The Boy in the Woods, six-year-old Rikki Neave, had been strangled and left naked. His body was positioned in a distinctive star shape.People on the council estate where he lived told police they had seen his mother, Ruth, hitting and shouting at Rikki. He was on the Social Services Register of children at risk. All the people closest to Rikki were in trouble and all of them were known to the authorities who offered help. It didn't work. The day before he died his mother begged a family aid worker to take him into care, saying she would kill him.Winifred Robinson has been following this case for more than 20 years. She's always felt it held the key to what goes wrong in the lives of society's most vulnerable children. Police built a case against Rikki's mother but this investigation uncovers how crucial evidence was never brought before the court. Ruth Neave was jailed for seven years for child cruelty while Rikki's killer was left at large.The series exposes how this happened and what it took for the truth to emerge.
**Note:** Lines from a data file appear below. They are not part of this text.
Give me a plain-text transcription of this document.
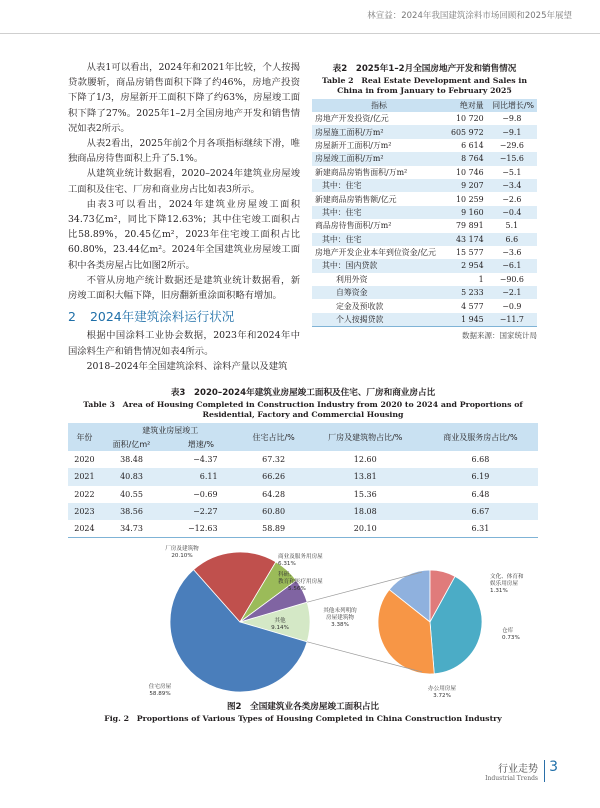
林宣益：2024年我国建筑涂料市场回顾和2025年展望

从表1可以看出，2024年和2021年比较，个人按揭贷款腰斩，商品房销售面积下降了约46%，房地产投资下降了1/3，房屋新开工面积下降了约63%，房屋竣工面积下降了27%。2025年1–2月全国房地产开发和销售情况如表2所示。

从表2看出，2025年前2个月各项指标继续下滑，唯独商品房待售面积上升了5.1%。

从建筑业统计数据看，2020–2024年建筑业房屋竣工面积及住宅、厂房和商业房占比如表3所示。

由表3可以看出，2024年建筑业房屋竣工面积34.73亿m²，同比下降12.63%；其中住宅竣工面积占比58.89%，20.45亿m²，2023年住宅竣工面积占比60.80%，23.44亿m²。2024年全国建筑业房屋竣工面积中各类房屋占比如图2所示。

不管从房地产统计数据还是建筑业统计数据看，新房竣工面积大幅下降，旧房翻新重涂面积略有增加。

2 2024年建筑涂料运行状况

根据中国涂料工业协会数据，2023年和2024年中国涂料生产和销售情况如表4所示。

2018–2024年全国建筑涂料、涂料产量以及建筑

表2　2025年1–2月全国房地产开发和销售情况
Table 2　Real Estate Development and Sales in China in from January to February 2025
指标	绝对量	同比增长/%
房地产开发投资/亿元	10 720	−9.8
房屋施工面积/万m²	605 972	−9.1
房屋新开工面积/万m²	6 614	−29.6
房屋竣工面积/万m²	8 764	−15.6
新建商品房销售面积/万m²	10 746	−5.1
其中：住宅	9 207	−3.4
新建商品房销售额/亿元	10 259	−2.6
其中：住宅	9 160	−0.4
商品房待售面积/万m²	79 891	5.1
其中：住宅	43 174	6.6
房地产开发企业本年到位资金/亿元	15 577	−3.6
其中：国内贷款	2 954	−6.1
利用外资	1	−90.6
自筹资金	5 233	−2.1
定金及预收款	4 577	−0.9
个人按揭贷款	1 945	−11.7
数据来源：国家统计局
表3　2020–2024年建筑业房屋竣工面积及住宅、厂房和商业房占比
Table 3　Area of Housing Completed in Construction Industry from 2020 to 2024 and Proportions of Residential, Factory and Commercial Housing
年份	建筑业房屋竣工		住宅占比/%	厂房及建筑物占比/%	商业及服务房占比/%
	面积/亿m²	增速/%			
2020	38.48	−4.37	67.32	12.60	6.68
2021	40.83	6.11	66.26	13.81	6.19
2022	40.55	−0.69	64.28	15.36	6.48
2023	38.56	−2.27	60.80	18.08	6.67
2024	34.73	−12.63	58.89	20.10	6.31
住宅房屋
58.89%
厂房及建筑物
20.10%	商业及服务用房屋
6.31%
科研、
教育和医疗用房屋
5.56%
其他
9.14%
文化、体育和
娱乐用房屋
1.31%
仓库
0.73%
办公用房屋
3.72%
其他未列明的
房屋建筑物
3.38%
图2　全国建筑业各类房屋竣工面积占比
Fig. 2　Proportions of Various Types of Housing Completed in China Construction Industry
行业走势
Industrial Trends
3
Original police interview tapes, evidence from forensic scientists and others who have never spoken to the media before, help piece together what happened.. Close friends of Rikki, who were themselves vulnerable children, reveal for the first time how his death came to shape all their lives. And as the net closes in on the real killer, who was himself a boy of only 13 at the time, how he goes on the run, taunting police from abroad. We hear from a teacher who alerted police to this boy at the time of Rikki's death, noticing his obsession with the case. We've recorded the first interviews with a family aid worker who was with Rikki, the day before he died and with a troubled teenager who was alongside his mother on the day he was killed. As the verdict is delivered, the jurors share with us how they weighed the evidence that convinced them they had looked into the eyes of a killer. Winifred Robinson, the reporter, and Sue Mitchell, the series producer, are an award-winning BBC documentary team. They have worked together for 20 years on high profile cases, interviewing the father of James Bulger. His son's killing provoked huge interest in Rikki's case.